Miguel Delibes, né le 17 octobre 1920 à Valladolid, Castille-et-León, et mort le 12 mars 2010 (à 89 ans) à Valladolid1, est un écrivain espagnol de la Génération de 36.

il a su transmuer en littérature et élever à l’universel son expérience de marin militaire  : L’Étoffe d’un héros ; sa rencontre avec le Printemps de Prague, ou la perte de sa chère épouse Ángeles : Dame en rouge sur fond gris. Explorateur de la langue castillane dans ses formes poétiques, populaires et dialectales sans qu’il n’y paraisse rien d’« expérimental », son œuvre allie la nouvelle : Le Linceul ; le roman court : Le Fou ; le grand monologue souvent adapté à la scène : Cinq heures avec Mario et le roman de facture « classique », sa dernière œuvre, L’Hérétique. Il a obtenu en 1993 le très prestigieux prix Cervantès.

 

 

Le narrateur, peintre de grande renommée, sombre dans l’alcool et la dépression depuis la maladie et, surtout, la mort de sa femme.
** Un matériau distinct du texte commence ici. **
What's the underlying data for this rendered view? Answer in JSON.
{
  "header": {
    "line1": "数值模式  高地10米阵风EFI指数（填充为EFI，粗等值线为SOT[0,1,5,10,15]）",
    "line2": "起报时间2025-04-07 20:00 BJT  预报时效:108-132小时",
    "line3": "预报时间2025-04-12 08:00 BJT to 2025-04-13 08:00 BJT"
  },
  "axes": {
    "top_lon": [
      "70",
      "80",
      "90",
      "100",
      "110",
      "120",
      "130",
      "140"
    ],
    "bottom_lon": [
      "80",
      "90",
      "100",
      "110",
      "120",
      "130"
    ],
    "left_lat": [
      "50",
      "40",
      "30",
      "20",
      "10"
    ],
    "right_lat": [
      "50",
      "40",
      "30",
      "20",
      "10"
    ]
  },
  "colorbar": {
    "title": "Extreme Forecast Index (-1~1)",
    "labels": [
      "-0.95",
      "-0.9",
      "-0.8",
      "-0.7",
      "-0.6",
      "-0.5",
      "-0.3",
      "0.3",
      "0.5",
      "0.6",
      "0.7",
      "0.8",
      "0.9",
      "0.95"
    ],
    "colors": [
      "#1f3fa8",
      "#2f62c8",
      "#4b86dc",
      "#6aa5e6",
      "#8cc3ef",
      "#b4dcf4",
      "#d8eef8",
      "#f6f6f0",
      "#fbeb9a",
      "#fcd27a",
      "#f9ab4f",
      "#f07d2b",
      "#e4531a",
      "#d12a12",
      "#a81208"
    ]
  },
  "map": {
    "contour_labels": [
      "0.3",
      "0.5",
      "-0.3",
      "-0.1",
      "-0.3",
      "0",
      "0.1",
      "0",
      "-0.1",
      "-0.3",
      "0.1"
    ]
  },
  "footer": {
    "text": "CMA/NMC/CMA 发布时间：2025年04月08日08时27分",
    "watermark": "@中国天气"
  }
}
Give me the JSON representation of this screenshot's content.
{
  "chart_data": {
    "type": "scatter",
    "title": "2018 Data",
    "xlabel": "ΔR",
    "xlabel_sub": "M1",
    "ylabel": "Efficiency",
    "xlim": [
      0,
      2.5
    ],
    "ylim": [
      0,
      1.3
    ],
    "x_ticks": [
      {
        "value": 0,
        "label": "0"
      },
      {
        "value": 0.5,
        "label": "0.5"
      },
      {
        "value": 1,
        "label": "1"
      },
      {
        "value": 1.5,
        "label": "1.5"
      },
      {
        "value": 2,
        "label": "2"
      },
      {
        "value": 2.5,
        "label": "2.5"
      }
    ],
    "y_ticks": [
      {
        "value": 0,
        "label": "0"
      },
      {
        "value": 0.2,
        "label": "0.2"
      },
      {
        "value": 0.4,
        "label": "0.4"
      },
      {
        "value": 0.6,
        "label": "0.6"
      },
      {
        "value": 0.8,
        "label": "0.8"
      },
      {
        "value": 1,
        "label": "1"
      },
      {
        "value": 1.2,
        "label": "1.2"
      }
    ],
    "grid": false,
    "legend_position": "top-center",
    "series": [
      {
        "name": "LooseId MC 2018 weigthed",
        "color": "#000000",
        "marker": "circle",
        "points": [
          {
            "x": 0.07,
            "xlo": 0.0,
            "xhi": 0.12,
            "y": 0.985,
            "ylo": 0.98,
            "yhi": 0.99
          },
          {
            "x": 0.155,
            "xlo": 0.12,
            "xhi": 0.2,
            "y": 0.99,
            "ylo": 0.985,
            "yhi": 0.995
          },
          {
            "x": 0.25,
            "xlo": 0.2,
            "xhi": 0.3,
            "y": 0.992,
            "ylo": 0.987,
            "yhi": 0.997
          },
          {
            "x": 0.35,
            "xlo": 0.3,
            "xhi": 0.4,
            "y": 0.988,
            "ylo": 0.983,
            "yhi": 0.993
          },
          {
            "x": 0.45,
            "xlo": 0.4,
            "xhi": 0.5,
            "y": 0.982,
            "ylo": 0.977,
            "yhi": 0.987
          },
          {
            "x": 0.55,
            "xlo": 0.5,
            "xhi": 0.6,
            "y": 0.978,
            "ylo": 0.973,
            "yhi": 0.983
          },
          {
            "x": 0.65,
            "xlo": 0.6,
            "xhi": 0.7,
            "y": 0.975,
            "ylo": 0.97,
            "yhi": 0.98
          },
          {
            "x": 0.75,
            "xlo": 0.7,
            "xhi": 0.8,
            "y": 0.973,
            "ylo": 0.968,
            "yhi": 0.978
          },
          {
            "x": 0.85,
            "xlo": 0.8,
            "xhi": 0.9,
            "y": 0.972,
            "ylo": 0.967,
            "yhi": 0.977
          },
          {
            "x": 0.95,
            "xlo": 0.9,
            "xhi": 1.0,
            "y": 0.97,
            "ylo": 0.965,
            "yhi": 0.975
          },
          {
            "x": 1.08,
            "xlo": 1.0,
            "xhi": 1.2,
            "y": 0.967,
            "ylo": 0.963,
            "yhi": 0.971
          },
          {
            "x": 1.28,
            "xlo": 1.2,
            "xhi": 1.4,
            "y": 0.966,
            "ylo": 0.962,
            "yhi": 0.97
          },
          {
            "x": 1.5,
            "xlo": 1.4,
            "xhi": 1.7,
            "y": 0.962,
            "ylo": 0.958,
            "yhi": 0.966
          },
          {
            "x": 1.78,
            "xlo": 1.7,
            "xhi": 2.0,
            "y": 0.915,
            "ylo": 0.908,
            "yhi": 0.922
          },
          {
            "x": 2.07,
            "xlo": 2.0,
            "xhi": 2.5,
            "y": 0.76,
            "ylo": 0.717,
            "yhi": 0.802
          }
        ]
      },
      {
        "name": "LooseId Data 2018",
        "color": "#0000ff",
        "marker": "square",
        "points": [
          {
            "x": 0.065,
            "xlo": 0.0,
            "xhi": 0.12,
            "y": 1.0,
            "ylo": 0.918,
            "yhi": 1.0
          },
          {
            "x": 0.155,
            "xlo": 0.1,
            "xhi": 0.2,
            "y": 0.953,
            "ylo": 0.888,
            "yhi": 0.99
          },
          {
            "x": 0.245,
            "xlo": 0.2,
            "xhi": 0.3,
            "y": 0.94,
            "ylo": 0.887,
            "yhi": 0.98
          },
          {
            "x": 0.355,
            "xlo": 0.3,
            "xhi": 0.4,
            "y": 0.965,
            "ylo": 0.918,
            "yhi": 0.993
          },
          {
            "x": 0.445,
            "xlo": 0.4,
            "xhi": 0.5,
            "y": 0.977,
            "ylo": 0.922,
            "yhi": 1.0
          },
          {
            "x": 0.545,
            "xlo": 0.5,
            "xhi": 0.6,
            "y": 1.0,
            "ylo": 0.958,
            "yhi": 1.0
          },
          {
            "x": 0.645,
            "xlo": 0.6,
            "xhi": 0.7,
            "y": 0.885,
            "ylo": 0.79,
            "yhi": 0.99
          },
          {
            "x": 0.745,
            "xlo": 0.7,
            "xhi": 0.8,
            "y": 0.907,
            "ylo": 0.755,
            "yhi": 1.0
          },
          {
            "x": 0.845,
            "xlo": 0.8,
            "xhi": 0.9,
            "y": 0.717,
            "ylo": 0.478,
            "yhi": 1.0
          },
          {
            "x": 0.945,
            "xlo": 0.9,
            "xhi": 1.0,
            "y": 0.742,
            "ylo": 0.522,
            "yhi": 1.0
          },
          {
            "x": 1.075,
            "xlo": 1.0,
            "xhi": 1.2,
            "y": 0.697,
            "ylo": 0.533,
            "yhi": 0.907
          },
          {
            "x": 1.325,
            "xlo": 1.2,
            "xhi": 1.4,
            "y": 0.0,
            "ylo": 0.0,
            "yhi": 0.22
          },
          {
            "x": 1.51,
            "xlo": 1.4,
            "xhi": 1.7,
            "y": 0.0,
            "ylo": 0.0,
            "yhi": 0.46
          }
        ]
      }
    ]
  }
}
Dans un long monologue adressé à une de ses fille nouvellement sortie des geôles de Franco, il raconte sa muse, sa femme, , son amour, eux, leurs vies, le franquisme.

Avec ses mots, Miguel Delibes, prend la place du peintre, à moins que ce ne soit l’inverse, sur fond de famille, de franquisme, de bonheur malgré les malheurs, puis sur le fond gris du deuil, il peint l’aimée, l’adorée, celle qui  « par sa seule présence allégeait le poids de la vie ».

Les regrets de ne pas avoir dit combien il l’aimait, combien elle était primordiale pour lui

« Mais un jour, elle, elle n’est plus là, il devient impossible de la remercier d’avoir resserré le bouton de la chemise et, subitement, cette attention ne te semble plus superflue ; elle devient quelque chose d’important. ».

Le tableau qui donne le titre au livre n’est pas de lui, mais d’un autre

« Alors oui, alors j’ai ressenti de la jalousie pour ce tableau, pour ne pas avoir su le peindre moi-même, parce qu’ c’était un autre qui l’avait saisie dans toute sa splendeur. »

Ce tableau qu’il n’a pas su peindre, ce qu’il n’a pu saisir par le pinceau, le narrateur nous le donne par les mots.

« Puisque la mort est inévitable, n’est-ce pas mieux ainsi ? »

La mort a cueilli son amour avant qu’elle ne se flétrisse, avant que la maladie ne l’ait abimée. C’est tout le thème de son long et beau  monologue.

 

Ce livre est un hommage vibrant. Il  côtoie l’intime, l’universel et le sublime.  Miguel Delibes dessine  le portrait de l’aimée, de l’Espagne, avec son récit. Un plume admirable pour un pinceau tout en douceur.  Un chant d’amour, un hymne à la femme aimée

Un superbe livre intime ;  une écriture comme je les aime. Dominique Blanc, le traducteur a fait du travail d’orfèvre.

 

Un coup de cœur.

 

Une fois de plus, les éditions Verdier m’ont régalée. Dommage que je doive rendre le livre à la bibliothèque.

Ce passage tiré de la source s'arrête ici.